Pour vérifier et mettre en évidence la relation entre l’acquisition des connaissances et le mode de recherche visuelle, Underwood et al. (2002b) ont fait l’hypothèse selon laquelle les novices tendent à regarder droit devant car ils ne sont pas conscients de la nécessité de construire un modèle mental des intentions des autres usagers. Pour cela, deux groupes de conducteurs, des expérimentés et des novices, ont effectué une expérimentation en laboratoire avec pour support des séquences vidéos. La tâche de contrôle du véhicule a été supprimée et les séquences étaient dynamiques afin de permettre un enregistrement des mouvements oculaires. Les participants devaient appuyer sur un bouton dès qu’ils jugeaient qu’une situation potentiellement dangereuse était susceptible d’arriver. Les expérimentateurs sont partis du principe que les conducteurs novices restreignaient leur recherche visuelle car ils allouaient leurs ressources attentionnelles au contrôle du véhicule. Dans cette expérimentation, l’élimination de la composante « contrôle du véhicule » a permis de montrer si la recherche d’information était similaire que le conducteur soit novice ou expérimenté. Les résultats révèlent des inspections différentes en fonction de l’expérience de conduite. Les novices semblent manifester certaines difficultés à balayer la scène routière. Underwood et al. (2002b) concluent à une inspection différente selon le type de conducteurs. Pour ces auteurs ces résultats sont davantage liés à un faible développement des modèles mentaux qu’à une capacité mentale limitée. Les deux groupes de conducteurs ont une compréhension différente de la scène routière. En conclusion, ce n’est pas le besoin de contrôle du véhicule qui réduit l’exploration visuelle des novices : plus un conducteur est compétent et plus il balaye largement la scène routière.

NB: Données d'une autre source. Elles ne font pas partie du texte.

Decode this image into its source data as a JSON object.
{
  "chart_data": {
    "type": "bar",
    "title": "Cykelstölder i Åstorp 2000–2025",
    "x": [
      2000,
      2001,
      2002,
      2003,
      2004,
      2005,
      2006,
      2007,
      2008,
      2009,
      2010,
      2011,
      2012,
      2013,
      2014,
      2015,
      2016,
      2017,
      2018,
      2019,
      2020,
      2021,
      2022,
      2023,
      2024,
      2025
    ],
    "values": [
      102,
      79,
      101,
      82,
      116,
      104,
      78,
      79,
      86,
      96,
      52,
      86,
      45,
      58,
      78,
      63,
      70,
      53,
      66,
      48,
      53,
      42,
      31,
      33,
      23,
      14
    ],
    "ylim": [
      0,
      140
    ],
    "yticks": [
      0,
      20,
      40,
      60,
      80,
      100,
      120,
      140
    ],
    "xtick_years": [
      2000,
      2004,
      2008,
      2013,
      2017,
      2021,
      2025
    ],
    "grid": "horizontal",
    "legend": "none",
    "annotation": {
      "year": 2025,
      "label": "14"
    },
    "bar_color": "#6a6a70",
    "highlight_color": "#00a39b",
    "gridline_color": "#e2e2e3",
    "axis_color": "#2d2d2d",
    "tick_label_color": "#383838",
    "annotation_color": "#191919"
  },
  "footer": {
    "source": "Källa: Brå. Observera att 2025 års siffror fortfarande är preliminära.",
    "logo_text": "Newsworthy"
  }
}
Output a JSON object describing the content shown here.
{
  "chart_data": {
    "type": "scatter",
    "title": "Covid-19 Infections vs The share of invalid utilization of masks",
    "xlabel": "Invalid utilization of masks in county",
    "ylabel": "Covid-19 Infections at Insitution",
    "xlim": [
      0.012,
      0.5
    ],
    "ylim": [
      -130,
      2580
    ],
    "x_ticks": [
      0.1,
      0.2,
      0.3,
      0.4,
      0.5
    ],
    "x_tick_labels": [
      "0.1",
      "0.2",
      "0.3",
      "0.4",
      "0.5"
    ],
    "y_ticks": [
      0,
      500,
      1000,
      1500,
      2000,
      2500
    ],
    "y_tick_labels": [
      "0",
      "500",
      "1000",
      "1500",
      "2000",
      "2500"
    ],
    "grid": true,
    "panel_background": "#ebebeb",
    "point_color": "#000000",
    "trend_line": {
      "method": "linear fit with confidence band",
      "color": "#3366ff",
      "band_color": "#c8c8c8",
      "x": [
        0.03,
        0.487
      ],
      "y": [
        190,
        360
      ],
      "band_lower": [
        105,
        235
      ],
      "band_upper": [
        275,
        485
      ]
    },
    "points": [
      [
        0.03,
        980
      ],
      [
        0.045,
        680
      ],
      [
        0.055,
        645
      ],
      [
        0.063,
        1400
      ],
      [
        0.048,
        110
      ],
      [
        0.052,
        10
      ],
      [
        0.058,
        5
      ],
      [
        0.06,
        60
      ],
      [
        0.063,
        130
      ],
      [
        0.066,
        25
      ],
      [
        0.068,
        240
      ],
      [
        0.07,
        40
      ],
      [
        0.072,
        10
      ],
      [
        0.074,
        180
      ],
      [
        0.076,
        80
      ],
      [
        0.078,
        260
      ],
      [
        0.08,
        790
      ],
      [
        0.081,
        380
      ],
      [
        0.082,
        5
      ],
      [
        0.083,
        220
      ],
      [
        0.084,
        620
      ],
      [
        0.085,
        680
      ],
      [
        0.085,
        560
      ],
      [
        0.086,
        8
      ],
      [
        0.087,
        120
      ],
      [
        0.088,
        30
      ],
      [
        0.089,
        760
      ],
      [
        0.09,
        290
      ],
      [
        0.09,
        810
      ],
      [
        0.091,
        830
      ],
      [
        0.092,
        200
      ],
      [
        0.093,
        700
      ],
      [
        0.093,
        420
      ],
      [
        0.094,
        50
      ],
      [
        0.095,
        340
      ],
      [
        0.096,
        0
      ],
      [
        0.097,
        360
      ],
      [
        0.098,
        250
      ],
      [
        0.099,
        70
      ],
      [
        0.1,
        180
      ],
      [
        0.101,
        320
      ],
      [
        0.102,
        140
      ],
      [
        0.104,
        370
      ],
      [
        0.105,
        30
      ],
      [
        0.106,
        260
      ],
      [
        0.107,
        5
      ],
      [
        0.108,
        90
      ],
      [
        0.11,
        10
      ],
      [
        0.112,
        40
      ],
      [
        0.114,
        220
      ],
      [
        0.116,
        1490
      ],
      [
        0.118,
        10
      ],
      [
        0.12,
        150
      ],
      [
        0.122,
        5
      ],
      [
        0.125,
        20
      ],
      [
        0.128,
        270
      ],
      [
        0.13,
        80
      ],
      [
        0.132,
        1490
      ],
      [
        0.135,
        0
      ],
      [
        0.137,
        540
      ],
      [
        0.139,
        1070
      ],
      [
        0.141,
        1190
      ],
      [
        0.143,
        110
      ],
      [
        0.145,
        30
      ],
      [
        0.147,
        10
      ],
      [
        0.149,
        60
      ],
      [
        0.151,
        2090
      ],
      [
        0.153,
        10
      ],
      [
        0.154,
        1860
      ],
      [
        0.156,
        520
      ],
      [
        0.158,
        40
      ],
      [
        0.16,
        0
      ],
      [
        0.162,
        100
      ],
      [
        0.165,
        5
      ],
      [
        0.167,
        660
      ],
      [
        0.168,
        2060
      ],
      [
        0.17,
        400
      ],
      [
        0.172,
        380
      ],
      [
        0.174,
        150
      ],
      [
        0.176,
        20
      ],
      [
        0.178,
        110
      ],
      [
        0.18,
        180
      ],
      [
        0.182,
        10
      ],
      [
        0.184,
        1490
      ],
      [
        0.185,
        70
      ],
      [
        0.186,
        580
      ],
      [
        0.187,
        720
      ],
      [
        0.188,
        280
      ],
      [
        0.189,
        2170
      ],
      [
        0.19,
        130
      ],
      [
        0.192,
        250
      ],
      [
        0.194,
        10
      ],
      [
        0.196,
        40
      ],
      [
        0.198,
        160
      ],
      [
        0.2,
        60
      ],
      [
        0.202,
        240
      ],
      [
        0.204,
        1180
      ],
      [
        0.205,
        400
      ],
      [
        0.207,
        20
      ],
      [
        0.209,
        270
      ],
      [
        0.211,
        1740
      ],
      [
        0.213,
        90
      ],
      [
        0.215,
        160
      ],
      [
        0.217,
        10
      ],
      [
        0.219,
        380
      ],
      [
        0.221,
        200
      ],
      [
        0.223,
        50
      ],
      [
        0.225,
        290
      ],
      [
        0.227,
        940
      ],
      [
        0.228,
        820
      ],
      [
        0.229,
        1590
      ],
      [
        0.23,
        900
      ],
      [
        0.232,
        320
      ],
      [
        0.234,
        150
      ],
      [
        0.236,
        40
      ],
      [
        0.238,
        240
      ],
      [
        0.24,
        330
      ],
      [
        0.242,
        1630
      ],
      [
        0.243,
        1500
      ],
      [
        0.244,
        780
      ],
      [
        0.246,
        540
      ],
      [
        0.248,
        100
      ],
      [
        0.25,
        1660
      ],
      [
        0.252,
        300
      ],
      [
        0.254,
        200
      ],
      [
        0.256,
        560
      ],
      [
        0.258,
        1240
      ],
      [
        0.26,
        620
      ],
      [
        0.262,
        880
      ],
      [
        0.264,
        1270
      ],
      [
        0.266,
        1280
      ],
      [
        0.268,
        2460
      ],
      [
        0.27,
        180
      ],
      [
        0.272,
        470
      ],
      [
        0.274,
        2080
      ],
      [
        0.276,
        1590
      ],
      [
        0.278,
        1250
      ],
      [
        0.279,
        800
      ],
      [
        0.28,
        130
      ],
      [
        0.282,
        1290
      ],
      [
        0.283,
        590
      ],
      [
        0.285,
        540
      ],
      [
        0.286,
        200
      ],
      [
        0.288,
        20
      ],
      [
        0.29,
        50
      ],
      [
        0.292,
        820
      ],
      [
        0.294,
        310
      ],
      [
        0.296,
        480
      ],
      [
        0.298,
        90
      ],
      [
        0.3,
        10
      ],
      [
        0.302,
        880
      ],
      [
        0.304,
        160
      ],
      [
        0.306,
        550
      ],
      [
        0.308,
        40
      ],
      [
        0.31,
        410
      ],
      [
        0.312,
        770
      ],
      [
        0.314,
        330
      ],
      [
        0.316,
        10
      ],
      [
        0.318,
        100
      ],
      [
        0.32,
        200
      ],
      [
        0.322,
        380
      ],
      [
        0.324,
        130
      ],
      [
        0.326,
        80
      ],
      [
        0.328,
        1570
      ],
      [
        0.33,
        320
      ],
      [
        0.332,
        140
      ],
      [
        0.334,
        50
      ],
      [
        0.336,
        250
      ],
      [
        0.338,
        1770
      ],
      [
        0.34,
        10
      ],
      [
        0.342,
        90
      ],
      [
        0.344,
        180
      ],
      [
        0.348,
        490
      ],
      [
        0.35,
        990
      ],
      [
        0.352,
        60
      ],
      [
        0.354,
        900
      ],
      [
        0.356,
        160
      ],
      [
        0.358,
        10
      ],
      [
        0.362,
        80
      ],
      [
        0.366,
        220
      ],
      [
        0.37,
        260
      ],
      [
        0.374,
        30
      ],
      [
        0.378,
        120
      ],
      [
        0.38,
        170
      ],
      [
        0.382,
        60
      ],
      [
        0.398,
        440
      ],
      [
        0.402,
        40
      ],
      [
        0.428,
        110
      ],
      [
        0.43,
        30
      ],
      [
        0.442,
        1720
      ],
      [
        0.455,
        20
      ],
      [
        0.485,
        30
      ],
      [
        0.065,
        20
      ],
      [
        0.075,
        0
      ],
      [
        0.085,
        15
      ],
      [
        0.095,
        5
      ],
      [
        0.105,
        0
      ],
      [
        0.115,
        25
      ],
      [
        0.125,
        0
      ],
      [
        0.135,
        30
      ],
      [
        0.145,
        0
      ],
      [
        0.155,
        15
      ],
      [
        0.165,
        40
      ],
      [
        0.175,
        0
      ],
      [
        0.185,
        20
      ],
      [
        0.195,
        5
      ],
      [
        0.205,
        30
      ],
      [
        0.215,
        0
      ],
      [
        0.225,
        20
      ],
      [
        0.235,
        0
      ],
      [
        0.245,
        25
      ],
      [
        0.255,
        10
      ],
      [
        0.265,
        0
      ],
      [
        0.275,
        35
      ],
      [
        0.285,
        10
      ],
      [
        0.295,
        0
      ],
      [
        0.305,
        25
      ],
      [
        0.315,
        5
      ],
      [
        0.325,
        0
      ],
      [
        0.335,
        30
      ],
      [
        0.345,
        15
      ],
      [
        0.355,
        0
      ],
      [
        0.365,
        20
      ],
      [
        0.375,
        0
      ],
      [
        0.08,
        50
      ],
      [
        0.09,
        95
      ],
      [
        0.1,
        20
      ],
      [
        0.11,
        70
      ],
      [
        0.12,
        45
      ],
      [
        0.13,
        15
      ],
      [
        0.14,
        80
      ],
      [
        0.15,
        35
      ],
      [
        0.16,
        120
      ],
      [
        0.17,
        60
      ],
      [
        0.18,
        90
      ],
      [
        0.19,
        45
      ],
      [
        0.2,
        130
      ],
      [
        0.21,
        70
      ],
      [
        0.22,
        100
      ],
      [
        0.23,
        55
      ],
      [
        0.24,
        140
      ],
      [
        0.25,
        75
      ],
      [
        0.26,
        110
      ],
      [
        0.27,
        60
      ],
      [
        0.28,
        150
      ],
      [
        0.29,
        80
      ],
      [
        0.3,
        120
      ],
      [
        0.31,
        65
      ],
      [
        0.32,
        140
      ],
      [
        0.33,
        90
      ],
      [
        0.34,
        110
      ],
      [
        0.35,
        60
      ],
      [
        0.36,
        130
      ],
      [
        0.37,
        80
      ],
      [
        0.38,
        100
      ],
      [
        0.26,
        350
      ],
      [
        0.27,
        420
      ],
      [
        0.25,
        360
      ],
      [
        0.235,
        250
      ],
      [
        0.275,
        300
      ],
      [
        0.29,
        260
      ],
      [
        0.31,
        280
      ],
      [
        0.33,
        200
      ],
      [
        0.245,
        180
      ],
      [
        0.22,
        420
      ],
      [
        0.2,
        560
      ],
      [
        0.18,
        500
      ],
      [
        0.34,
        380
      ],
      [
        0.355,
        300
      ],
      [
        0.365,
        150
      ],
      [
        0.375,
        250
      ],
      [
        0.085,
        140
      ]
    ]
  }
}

Si l’on se réfère aux théories de l’attention, la différence de recherche d’information entre conducteurs novices et conducteurs experts peut s’expliquer par l’action d’un filtre cognitif qui sélectionne ou non l’information pertinente (Rumar, 1985). Chez les conducteurs expérimentés, ce filtre rejette les informations non pertinentes alors que chez les conducteurs novices le filtre n’est pas aussi efficace. La sélection est moindre et moins d’informations sont rejetées (McDonald & Hoffmann, 1991). Cette non-sélection est surtout le résultat du fait qu’ils ne savent pas ce qu’il est important de regarder. Les sujets expérimentés font moins de fixations que les sujets débutants. Le nombre d’objets ou de zones fixées diminuent avec l’apprentissage. La concentration des fixations sur les zones pertinentes du champ traduit une recherche sélective des indices perceptifs.